By this time, there was no repair possible for his ego. He felt like a complete idiot. He had made some of the stupidest mistakes, but the thing that was most annoying was how long it had taken to figure out what was wrong. The fixes had been so much faster than the diagnoses. And he made a mental note to himself that, once his bruised psyche felt back up to the task of actually inventing something new, he would develop a tool that could help debug power issues in his house.
SoC power is near the top of everyone’s list of things to pay attention to these days. The focus has primarily been on implementing power-reduction techniques, but verification has also been important. Two power formats, CPF and UPF (why have one standard when two will do?), were developed as a way to specify power intent; now a tool could tell what someone is trying to do and help build it. It could also be used to confirm that the result was consistent with the intent.

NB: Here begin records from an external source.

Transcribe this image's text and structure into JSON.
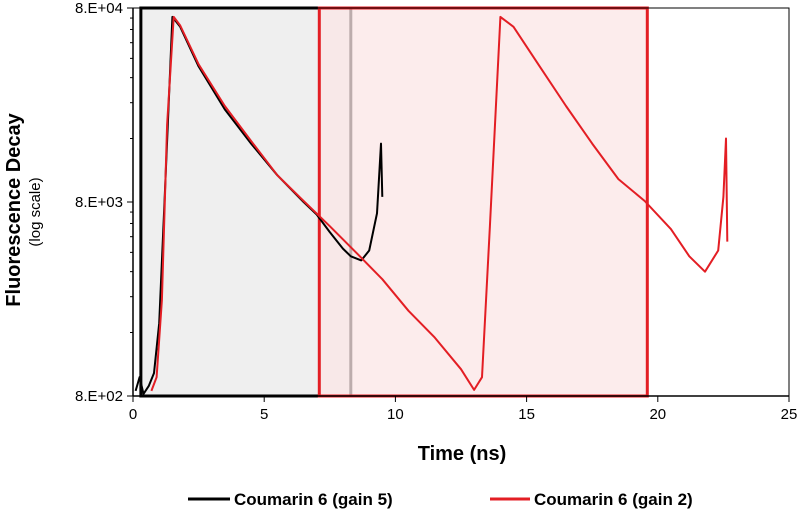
{
  "chart_data": {
    "type": "line",
    "xlabel": "Time (ns)",
    "ylabel": "Fluorescence Decay",
    "ylabel_sub": "(log scale)",
    "y_scale": "log",
    "xlim": [
      0,
      25
    ],
    "ylim": [
      800,
      80000
    ],
    "x_ticks": [
      "0",
      "5",
      "10",
      "15",
      "20",
      "25"
    ],
    "y_ticks": [
      "8.E+02",
      "8.E+03",
      "8.E+04"
    ],
    "grid": false,
    "legend_position": "bottom",
    "shaded_regions": [
      {
        "x": [
          0.3,
          8.3
        ],
        "fill": "#efefef",
        "edge": "#000000"
      },
      {
        "x": [
          7.1,
          19.6
        ],
        "fill": "#fbe6e6",
        "edge": "#e31e24"
      }
    ],
    "series": [
      {
        "name": "Coumarin 6 (gain 5)",
        "color": "#000000",
        "x": [
          0.1,
          0.25,
          0.4,
          0.6,
          0.8,
          1.0,
          1.2,
          1.5,
          1.8,
          2.5,
          3.5,
          4.5,
          5.5,
          6.5,
          7.0,
          7.5,
          8.0,
          8.3,
          8.7,
          9.0,
          9.3,
          9.45,
          9.5
        ],
        "y": [
          850,
          1000,
          820,
          900,
          1050,
          1900,
          8000,
          72000,
          64000,
          40000,
          24000,
          16000,
          11000,
          8000,
          6900,
          5600,
          4600,
          4200,
          4000,
          4500,
          7000,
          16000,
          8500
        ]
      },
      {
        "name": "Coumarin 6 (gain 2)",
        "color": "#e31e24",
        "x": [
          0.7,
          0.9,
          1.1,
          1.3,
          1.55,
          1.8,
          2.5,
          3.5,
          4.5,
          5.5,
          6.5,
          7.5,
          8.5,
          9.5,
          10.5,
          11.5,
          12.5,
          13.0,
          13.3,
          13.6,
          14.0,
          14.5,
          15.5,
          16.5,
          17.5,
          18.5,
          19.5,
          20.5,
          21.2,
          21.8,
          22.3,
          22.5,
          22.6,
          22.65
        ],
        "y": [
          850,
          1000,
          2500,
          20000,
          72000,
          65000,
          41000,
          25000,
          16500,
          11000,
          8100,
          6000,
          4400,
          3200,
          2200,
          1600,
          1100,
          860,
          1000,
          6000,
          72000,
          64000,
          40000,
          25000,
          16000,
          10500,
          8100,
          5800,
          4200,
          3500,
          4500,
          8500,
          17000,
          5000
        ]
      }
    ]
  }
}
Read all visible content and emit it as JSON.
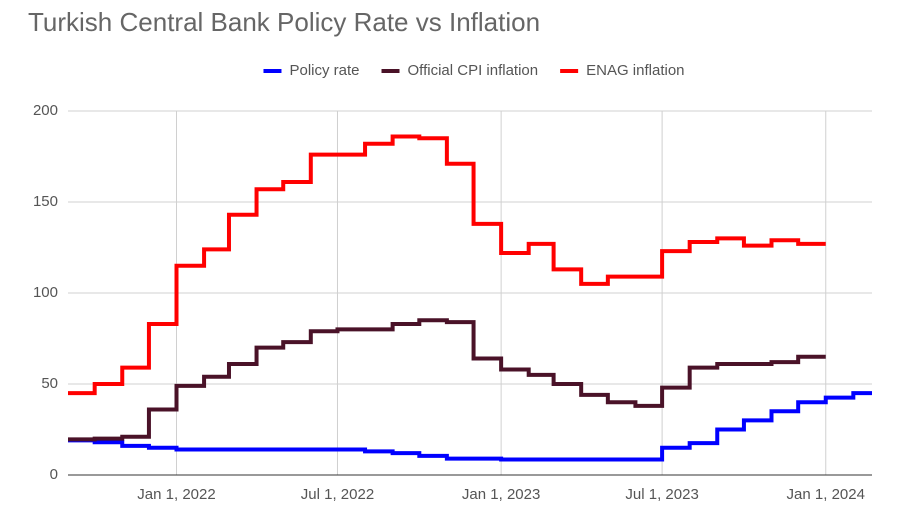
{
  "chart_data": {
    "type": "step-line",
    "title": "Turkish Central Bank Policy Rate vs Inflation",
    "x": [
      "2021-09-01",
      "2021-10-01",
      "2021-11-01",
      "2021-12-01",
      "2022-01-01",
      "2022-02-01",
      "2022-03-01",
      "2022-04-01",
      "2022-05-01",
      "2022-06-01",
      "2022-07-01",
      "2022-08-01",
      "2022-09-01",
      "2022-10-01",
      "2022-11-01",
      "2022-12-01",
      "2023-01-01",
      "2023-02-01",
      "2023-03-01",
      "2023-04-01",
      "2023-05-01",
      "2023-06-01",
      "2023-07-01",
      "2023-08-01",
      "2023-09-01",
      "2023-10-01",
      "2023-11-01",
      "2023-12-01",
      "2024-01-01",
      "2024-02-01"
    ],
    "series": [
      {
        "name": "Policy rate",
        "color": "#0000ff",
        "values": [
          19,
          18,
          16,
          15,
          14,
          14,
          14,
          14,
          14,
          14,
          14,
          13,
          12,
          10.5,
          9,
          9,
          8.5,
          8.5,
          8.5,
          8.5,
          8.5,
          8.5,
          15,
          17.5,
          25,
          30,
          35,
          40,
          42.5,
          45
        ]
      },
      {
        "name": "Official CPI inflation",
        "color": "#4a1228",
        "values": [
          19.6,
          20,
          21,
          36,
          49,
          54,
          61,
          70,
          73,
          79,
          80,
          80,
          83,
          85,
          84,
          64,
          58,
          55,
          50,
          44,
          40,
          38,
          48,
          59,
          61,
          61,
          62,
          65,
          null,
          null
        ]
      },
      {
        "name": "ENAG inflation",
        "color": "#ff0000",
        "values": [
          45,
          50,
          59,
          83,
          115,
          124,
          143,
          157,
          161,
          176,
          176,
          182,
          186,
          185,
          171,
          138,
          122,
          127,
          113,
          105,
          109,
          109,
          123,
          128,
          130,
          126,
          129,
          127,
          null,
          null
        ]
      }
    ],
    "xlim": [
      "2021-09-01",
      "2024-02-22"
    ],
    "xticks": [
      {
        "value": "2022-01-01",
        "label": "Jan 1, 2022"
      },
      {
        "value": "2022-07-01",
        "label": "Jul 1, 2022"
      },
      {
        "value": "2023-01-01",
        "label": "Jan 1, 2023"
      },
      {
        "value": "2023-07-01",
        "label": "Jul 1, 2023"
      },
      {
        "value": "2024-01-01",
        "label": "Jan 1, 2024"
      }
    ],
    "ylim": [
      0,
      200
    ],
    "yticks": [
      0,
      50,
      100,
      150,
      200
    ],
    "grid": true
  }
}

But what happens when verification fails? You’ve got to figure out where the problem is. And that’s where debug comes in. Springsoft has added a power module to its Verdi debug system to help address this. Whereas, under normal circumstances, power is there simply to support real signals, now power can be treated as if it’s a signal. You can go through the power structure, checking domains to see what’s on and off, confirming whether level shifters and isolation are in place, and use assertions just like you would with signals. It knows about the intended power structure by accepting both CPF and UPF formats.
It may not be able to debug issues with the toaster, but it will hopefully help keep your chip from heating up like a toaster.